Afiyetle. Bir de üstüne testiyle içilen buz gibi İsabeyli suyu.
Şükrederdik.
Ağırlık basardı.
Bazen kıl heybenin üzerine kıvrılıverirdik. Sinekler uyandırana kadar şekerleme yapardık.
Yarım saatçik o çulunun üstündeki uyku meğer hayatımızın en kaliteli, en tatlı, en saf uykusuymuş.
Yıllar geçti teknoloji dediğimiz şey geliştikçe gelişti. Önce "Tek yastıkta kocayın" dedikleri işlemeli yastıklar ayrıldı. Yapay elyaflar girdi hayatımıza.
Viskoleks yataklar.
Çift yaylı yataklar.
Vücuduna göre sekil alan yataklar ve en pahalı yataklar. O zamanki bir eşek heybesinin verdiği rahatlığı vermiyor bize şimdi.
Hal böyle iken benim için teknoloji o kadar da iyi bir şey değilmiş. O çulun üzerinde ne kaliteli hayaller kurulurdu gök yüzüne bakarken. Birçok hayallerimizi gerçekleştirdik belki ama en önemlisi de iyi bir baba olduk galiba. Yaşam tarzımız çoğu insandan farklıydı bizim. Sevme şeklimiz değişikti.
Kimileri sevgisinin etrafında duvarlar örer iken biz salıverdik sınırsız, hudutsuz sevdik toprağı, böceği, tabiatı.
Evet toprağı sevdik, çünkü topraktandık.
Yeşilde huzuru bulduk, kara bulutlarda hüznü.
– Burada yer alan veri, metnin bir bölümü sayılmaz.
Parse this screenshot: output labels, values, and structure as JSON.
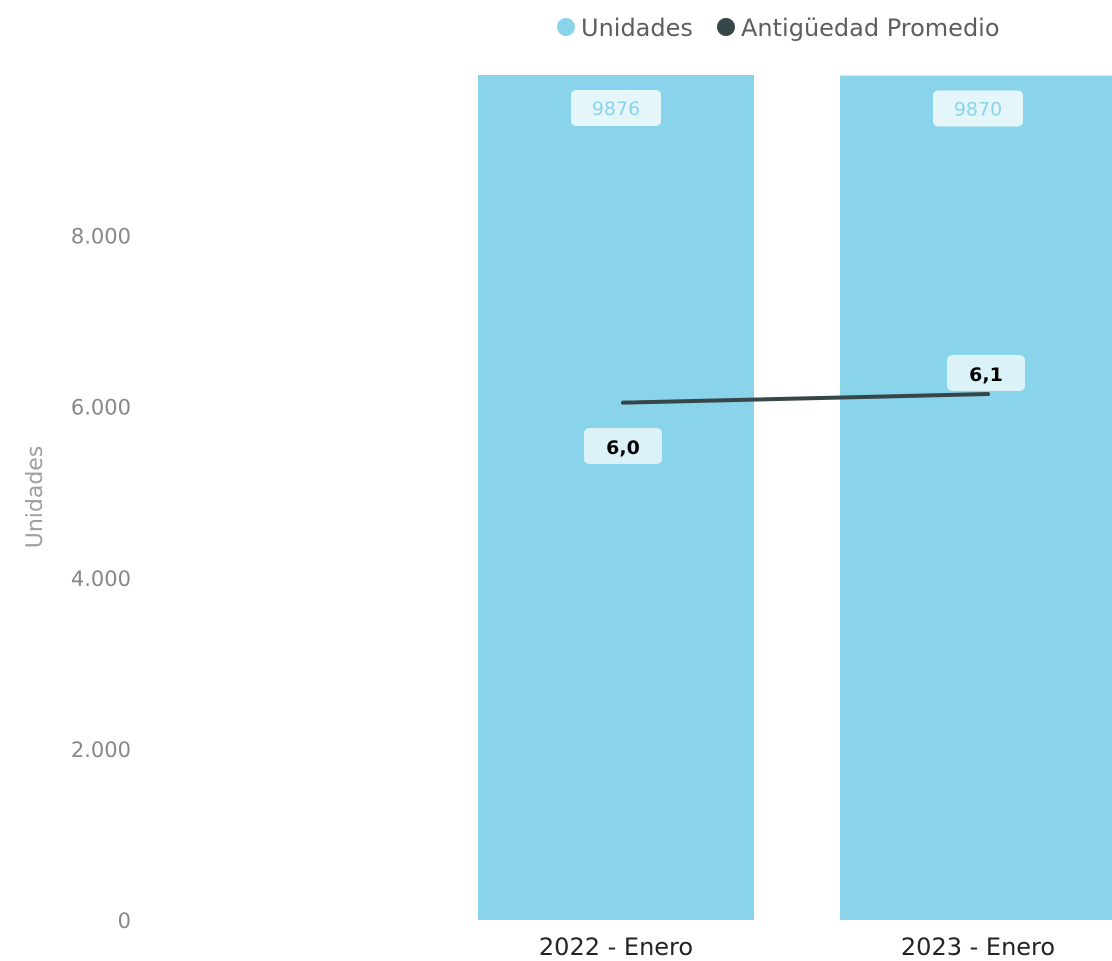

Kapıldık çoğu zaman bir kelebeğin kanatlarındaki özgürlüğe, hayran olduk renklerine, uçuştaki ahenge. Zaman zaman hüzünlendirse de bizi hayat,
Bir gün sonrasında güneşin yeniden doğacağını biliyorduk. Onun için hep umutla yaşadık, var olduk. Sağlıcakla.